In the performance of the elections, Trump called Muslim Americans as “intelligent” and “good people”.
The republican party seemed to alleviate the anti-Muslim language because it sought the votes of the socially conservative community.
But Corey Saylor, director of research and advocacy at the American-Islamic Relations Council, said Islamophobia is in cycles.
“Islamophobia is sort of cooked in American society,” Saylor told Al Jazeera.
“It was not in the center, but everything it needed was something to return the switch, and I would say that we see it again.”
The negative representations of Arabs and Muslims in the American media, pop culture and political discourse have persisted for decades.
This trend intensified after the attacks of September 11 in 2001 by Al-Qaeda. During the following years, right -wing activists began to warn of what they said that plans to implement Islamic religious law in the West.
Muslims have also been the subject of conspiracy theories by warning against the “Islamization” of the United States by immigration.
The early 2000s saw the rise of provocateurs, “experts against terrorism” and reflection groups dedicated to the denigration of Islam and fear against religion in a vaguely connected network that community defenders have described as an “industry”.
This atmosphere has regularly infiltrated traditional political conversations. For example, then candidate Trump called In 2015 for “a total and complete closure of Muslims entering the United States”.
Even in Liberal New York, where the September 11 attacks killed more than 2,600 people at the World Trade Center in 2001, the Muslim community underwent a reaction.
After the attacks, the New York police department created a network of infiltrated informants to monitor mosques, businesses and student associations in the Muslim community.

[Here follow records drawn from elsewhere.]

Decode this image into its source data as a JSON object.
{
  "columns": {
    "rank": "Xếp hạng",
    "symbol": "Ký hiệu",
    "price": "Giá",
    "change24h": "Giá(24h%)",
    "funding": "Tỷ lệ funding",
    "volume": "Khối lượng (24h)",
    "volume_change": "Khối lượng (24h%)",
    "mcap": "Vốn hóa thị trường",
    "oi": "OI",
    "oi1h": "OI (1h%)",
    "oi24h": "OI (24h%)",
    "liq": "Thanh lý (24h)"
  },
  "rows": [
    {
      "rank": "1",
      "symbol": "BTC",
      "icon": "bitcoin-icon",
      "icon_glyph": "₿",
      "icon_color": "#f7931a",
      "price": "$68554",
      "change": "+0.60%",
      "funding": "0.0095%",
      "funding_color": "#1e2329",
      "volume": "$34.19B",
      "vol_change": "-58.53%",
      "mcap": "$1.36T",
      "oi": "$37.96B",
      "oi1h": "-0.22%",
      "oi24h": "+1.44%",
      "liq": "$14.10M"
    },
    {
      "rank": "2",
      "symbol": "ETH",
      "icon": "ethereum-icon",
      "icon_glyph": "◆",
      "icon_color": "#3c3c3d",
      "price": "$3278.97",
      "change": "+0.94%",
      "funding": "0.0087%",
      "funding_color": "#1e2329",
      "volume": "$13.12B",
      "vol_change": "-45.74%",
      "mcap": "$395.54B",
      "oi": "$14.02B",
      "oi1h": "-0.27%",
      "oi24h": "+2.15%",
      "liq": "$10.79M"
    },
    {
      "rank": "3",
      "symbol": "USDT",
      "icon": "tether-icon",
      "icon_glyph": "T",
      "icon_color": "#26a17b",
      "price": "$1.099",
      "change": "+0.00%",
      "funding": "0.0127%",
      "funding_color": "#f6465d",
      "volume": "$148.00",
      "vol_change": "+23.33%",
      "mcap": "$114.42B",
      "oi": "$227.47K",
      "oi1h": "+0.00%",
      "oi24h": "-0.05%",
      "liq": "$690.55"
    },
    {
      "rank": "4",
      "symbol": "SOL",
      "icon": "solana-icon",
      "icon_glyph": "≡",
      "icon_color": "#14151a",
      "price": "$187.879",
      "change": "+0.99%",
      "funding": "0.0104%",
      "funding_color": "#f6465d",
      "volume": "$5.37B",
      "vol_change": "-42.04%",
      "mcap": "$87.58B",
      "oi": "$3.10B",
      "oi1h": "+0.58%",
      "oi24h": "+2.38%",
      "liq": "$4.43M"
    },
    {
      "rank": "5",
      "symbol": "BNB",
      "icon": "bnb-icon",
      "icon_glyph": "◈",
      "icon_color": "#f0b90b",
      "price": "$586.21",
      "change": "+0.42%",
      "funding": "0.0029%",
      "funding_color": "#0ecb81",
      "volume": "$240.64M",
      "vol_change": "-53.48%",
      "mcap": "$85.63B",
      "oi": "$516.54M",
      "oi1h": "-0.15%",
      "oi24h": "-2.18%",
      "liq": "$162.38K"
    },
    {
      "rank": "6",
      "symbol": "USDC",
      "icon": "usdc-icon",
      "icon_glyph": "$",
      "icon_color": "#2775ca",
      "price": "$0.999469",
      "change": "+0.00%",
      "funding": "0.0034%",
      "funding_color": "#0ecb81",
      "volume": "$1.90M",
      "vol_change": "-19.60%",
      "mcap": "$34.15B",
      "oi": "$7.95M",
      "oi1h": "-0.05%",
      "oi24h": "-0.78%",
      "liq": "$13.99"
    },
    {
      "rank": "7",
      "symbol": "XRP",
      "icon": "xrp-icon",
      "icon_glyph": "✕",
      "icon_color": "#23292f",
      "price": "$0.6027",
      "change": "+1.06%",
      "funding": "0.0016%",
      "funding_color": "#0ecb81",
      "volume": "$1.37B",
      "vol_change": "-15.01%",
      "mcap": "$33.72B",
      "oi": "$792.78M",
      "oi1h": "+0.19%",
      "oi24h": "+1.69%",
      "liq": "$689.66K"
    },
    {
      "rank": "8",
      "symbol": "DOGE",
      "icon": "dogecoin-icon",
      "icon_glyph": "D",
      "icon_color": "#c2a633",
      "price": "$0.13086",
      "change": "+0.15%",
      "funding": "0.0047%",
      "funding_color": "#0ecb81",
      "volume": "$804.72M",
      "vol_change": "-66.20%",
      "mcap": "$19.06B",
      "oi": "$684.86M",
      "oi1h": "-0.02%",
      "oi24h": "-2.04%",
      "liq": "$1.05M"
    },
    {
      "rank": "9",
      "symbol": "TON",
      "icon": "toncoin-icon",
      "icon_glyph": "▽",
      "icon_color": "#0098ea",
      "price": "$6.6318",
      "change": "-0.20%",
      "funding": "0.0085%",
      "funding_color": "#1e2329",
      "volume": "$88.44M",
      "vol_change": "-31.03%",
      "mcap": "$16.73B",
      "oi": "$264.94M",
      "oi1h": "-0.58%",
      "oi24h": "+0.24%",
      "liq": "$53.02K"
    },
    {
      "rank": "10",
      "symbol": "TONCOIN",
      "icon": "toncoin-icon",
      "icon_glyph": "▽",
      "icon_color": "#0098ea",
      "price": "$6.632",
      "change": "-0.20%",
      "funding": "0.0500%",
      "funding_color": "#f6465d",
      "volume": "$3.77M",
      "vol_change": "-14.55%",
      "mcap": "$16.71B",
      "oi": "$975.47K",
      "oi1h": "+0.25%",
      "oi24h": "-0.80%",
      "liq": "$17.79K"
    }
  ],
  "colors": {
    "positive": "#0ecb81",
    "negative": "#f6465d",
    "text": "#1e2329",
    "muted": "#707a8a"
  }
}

The program was dissolved in 2014 and a few years later, the City concluded legal regulations with the Muslim community, agreeing to implement stronger surveillance on police investigations to prevent abuse.
In 2010, the city’s Muslim community again burst into national spotlights after the plans of a Muslim community center in Lower Manhattan, it was faced with intense opposition because of its proximity to the World Trade Center destroyed.
While many Republicans have whipped conspiracy theories against the community center, several Democrats and the Anti-Diffamation LeagueAn eminent pro-Israeli group, joined them to oppose the project, which was ultimately rebuilt.
NOW new York Muslims find themselves once again in the eye of a storm of Islamophobia. This time, however, lawyers said their communities were more resilient than ever.
“We feel more confident in the voice of our community and our institutional power and in the support we have of the allies,” said Dandia.
“Yes, we are dealing with this Islamophobic reaction, but I do not want to give the impression that we are only victims because we are able to retaliate now. The fact that it was the greatest mobilization of Muslim voters in American history testifies.”
Hanif echoes her comments.
“Over the past 25 years, we have built a strong coalition that includes our Jewish communities, which includes Asian, Latin and black communities, to be able to say as we are above that and we will take care of each other,” she told Al Jazeera.